Haftstrafen für DDR-Generäle

Das Landgericht Berlin verhängt gegen vier hohe DDR-Militärs Freiheitsstrafen bis zu drei Jahren und drei Monaten: Mitverantwortlich für Todesfälle an der Mauer und der Grenze  ■ Aus Berlin Severin Weiland

Auch als Joachim Goldbach im Erdgeschoß des Berliner Kriminalgerichts von Kamerateams umringt wird, zeigte er keine Reue. „Wir sind hier als Verlierer verurteilt worden“, kommentierte der frühere DDR-Vizeverteidigungsminister bündig das Urteil gegen ihn und drei seiner Mitangeklagten. Nach 21 Monaten ging gestern ein weiterer Prozeß gegen vier frühere DDR-Generäle zu Ende.
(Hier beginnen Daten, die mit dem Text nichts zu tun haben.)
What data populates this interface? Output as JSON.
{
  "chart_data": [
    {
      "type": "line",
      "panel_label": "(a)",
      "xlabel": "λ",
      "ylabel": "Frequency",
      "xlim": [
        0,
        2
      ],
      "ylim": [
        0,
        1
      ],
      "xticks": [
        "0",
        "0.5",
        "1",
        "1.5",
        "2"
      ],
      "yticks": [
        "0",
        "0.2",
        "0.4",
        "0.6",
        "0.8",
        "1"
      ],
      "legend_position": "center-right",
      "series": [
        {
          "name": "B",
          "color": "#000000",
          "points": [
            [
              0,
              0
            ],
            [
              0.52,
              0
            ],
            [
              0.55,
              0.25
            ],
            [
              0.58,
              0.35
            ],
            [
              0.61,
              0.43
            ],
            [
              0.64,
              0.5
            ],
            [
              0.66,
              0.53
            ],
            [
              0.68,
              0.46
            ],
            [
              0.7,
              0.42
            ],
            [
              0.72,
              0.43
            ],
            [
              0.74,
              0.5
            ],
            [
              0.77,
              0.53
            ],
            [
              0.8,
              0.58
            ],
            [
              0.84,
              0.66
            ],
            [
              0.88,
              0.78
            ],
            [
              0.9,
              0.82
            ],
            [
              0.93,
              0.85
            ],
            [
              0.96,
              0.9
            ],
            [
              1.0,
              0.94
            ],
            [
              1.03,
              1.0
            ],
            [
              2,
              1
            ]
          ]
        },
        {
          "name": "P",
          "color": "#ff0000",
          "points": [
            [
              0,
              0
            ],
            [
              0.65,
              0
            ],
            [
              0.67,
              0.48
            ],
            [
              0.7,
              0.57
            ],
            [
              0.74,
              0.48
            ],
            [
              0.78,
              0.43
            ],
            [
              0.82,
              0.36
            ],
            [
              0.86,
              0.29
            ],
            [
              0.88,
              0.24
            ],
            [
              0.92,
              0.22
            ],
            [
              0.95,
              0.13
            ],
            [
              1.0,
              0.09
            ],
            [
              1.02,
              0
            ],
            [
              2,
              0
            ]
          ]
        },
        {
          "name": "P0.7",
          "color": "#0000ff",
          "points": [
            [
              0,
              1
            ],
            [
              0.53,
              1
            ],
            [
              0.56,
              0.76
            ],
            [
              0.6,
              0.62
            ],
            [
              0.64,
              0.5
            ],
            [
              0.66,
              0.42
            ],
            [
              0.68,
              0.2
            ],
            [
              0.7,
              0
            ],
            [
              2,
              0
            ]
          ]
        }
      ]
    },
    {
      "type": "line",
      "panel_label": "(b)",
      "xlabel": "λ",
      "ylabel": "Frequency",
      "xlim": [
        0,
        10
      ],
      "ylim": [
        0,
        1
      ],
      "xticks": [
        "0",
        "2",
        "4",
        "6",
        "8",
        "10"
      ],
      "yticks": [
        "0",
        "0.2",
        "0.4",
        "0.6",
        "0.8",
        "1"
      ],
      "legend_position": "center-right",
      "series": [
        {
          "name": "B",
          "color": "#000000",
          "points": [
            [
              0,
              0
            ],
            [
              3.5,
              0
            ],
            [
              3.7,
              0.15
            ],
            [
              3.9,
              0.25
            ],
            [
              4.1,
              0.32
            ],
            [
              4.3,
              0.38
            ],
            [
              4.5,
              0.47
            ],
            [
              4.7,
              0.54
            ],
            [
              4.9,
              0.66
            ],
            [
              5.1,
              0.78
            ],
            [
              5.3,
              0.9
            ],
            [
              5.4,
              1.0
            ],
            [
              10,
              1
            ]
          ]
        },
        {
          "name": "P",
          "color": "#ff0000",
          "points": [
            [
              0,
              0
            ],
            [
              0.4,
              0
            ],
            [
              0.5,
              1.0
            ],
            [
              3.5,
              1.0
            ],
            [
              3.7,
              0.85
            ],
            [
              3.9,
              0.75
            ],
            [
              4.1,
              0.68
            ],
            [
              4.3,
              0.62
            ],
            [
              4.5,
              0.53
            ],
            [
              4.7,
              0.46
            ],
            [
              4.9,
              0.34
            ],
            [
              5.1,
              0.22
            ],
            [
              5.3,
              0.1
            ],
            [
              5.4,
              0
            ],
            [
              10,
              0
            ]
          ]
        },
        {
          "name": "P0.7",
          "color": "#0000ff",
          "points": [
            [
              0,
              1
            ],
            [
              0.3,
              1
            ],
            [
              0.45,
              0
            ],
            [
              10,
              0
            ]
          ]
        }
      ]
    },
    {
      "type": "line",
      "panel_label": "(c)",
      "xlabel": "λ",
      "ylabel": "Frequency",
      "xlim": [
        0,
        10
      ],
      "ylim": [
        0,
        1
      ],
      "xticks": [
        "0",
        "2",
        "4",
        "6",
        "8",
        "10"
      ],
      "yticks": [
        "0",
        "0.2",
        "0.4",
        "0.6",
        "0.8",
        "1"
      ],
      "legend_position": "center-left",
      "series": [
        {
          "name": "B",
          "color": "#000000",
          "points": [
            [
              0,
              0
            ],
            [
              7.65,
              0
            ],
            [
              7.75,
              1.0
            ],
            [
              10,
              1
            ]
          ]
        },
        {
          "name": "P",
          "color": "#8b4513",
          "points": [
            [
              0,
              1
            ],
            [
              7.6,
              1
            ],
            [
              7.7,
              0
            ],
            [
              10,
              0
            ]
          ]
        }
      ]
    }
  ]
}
Gemessen an den zahlreichen Bewährungsstrafen in rund 50 Mauerschützenprozessen fielen die gestrigen Urteile der 35. Strafkammer am Berliner Landgericht hart aus. Wegen Beihilfe zum Totschlag und Beihilfe zum versuchten Totschlag erhielten der 67jährige Goldbach und der gleichaltrige Chef der Kaderverwaltung, Harald Ludwig, drei Jahre und drei Monate.

Zwei Jahre und zehn Monate wegen Beihilfe zum Totschlag sprach der Vorsitzende Richter Ralph Ehestädt gegen den Hauptinspektor der Nationalen Volksarmee, Heinz Handke (70), aus. Eine Bewährungsstrafe von 22 Monaten erhielt hingegen der 69jährige Chef der DDR-Zivilverteidigung, Fritz Peter.
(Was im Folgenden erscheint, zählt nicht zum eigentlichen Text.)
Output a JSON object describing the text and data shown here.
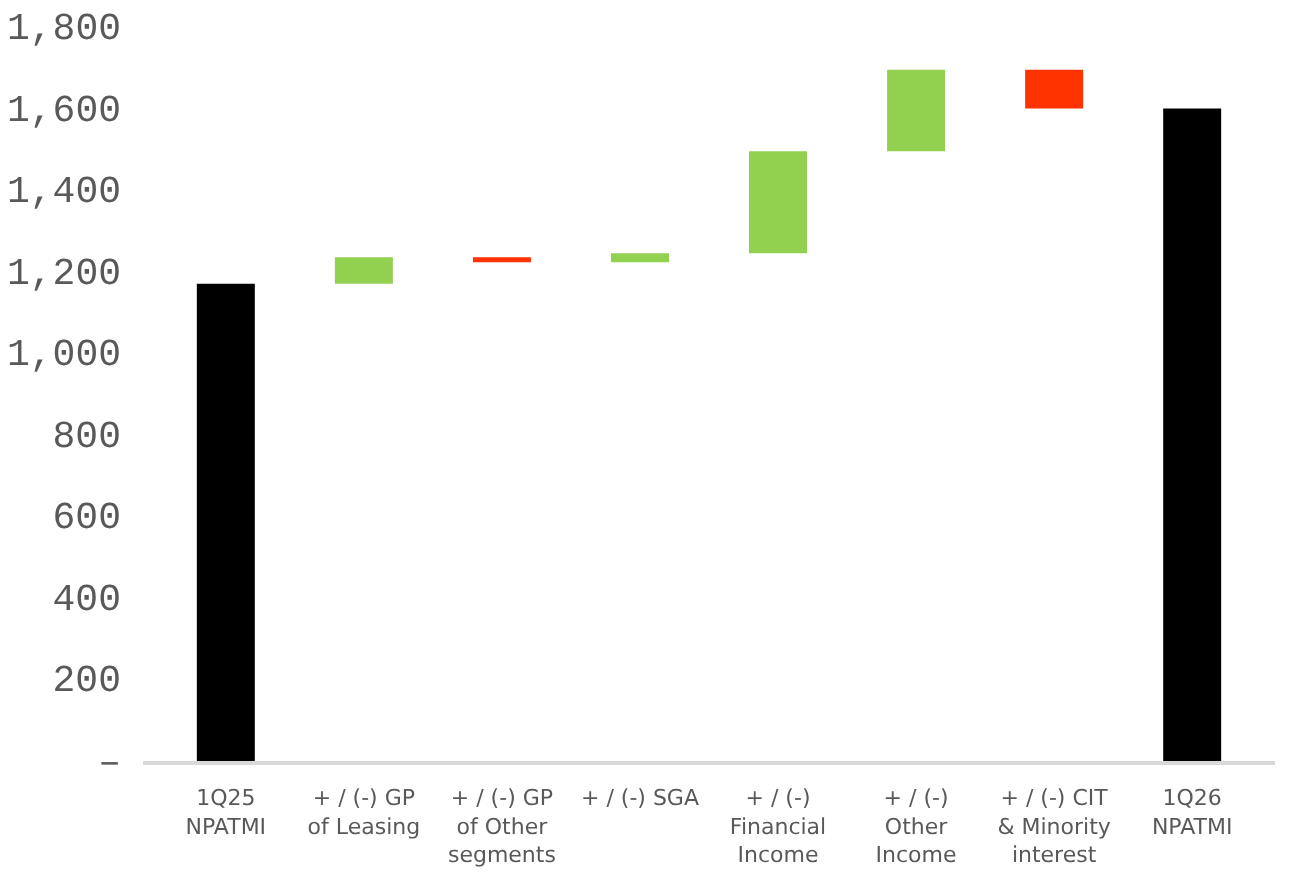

Grundlage für die Urteile waren insgesamt zwölf Fälle, bei denen DDR-Bürger bei ihrer Flucht durch Minen und Schüsse schwer verletzt oder, wie im Fall von Chris Gueffroy, getötet worden waren. Das Gericht sah es als erwiesen an, daß die vier Verurteilten als Mitglieder des Kollegiums des DDR- Verteidigungsministeriums sich strafbar gemacht hatten. In dem beratenden Gremium sei jährlich jener Befehl 101 erneuert worden, der die Grundlage für die DDR- Grenzsicherung gewesen sei.

Die Bemerkung des Vorsitzenden Richters, nicht die DDR an sich sei ein Unrechtsstaat gewesen, sondern das „Verhalten der staatstragenden Politiker und Militärs, die den Tod Andersdenkender oder Anders-wohnen-Wollender in Kauf genommen hat“, löste unter den Zuschauern Empörung aus – unter den meist älteren Sympathisanten saß auch Egon Krenz, Angeklagter im laufenden Politbüroprozeß. Ehestädt verwahrte sich dagegen, das Gericht habe aufgrund politischer Vorgaben gehandelt.

Geradezu als „zynisch und grotesk“ bezeichnete er die Forderung einiger Verteidiger, die Bundesrepublik hätte die Flüchtlinge von ihrem Vorhaben abhalten müssen. Obwohl die Angeklagten die Opfer bedauerten, hätten sie doch ihre eigene Verantwortung „unter den Scheffel gestellt“. Ihre Behauptung, sie hätten weder von der Situation an der Grenze noch vom DDR-Ausreiserecht Kenntnis gehabt, ließ Ehestädt nicht gelten: „Das wäre so, als wollte der Vorstand einer Firma sagen, er wisse nicht, was produziert wird.“

Strafmildernd bewertete das Gericht unter anderem das hohe Alter der Angeklagten. Aus dem Verfahren, das mit acht Angeklagten begann, waren vier ausgeschieden, darunter einer durch Tod. Ob die Generäle bald in Haft gehen müssen, ist offen – einige der Verteidiger kündigten Revision an.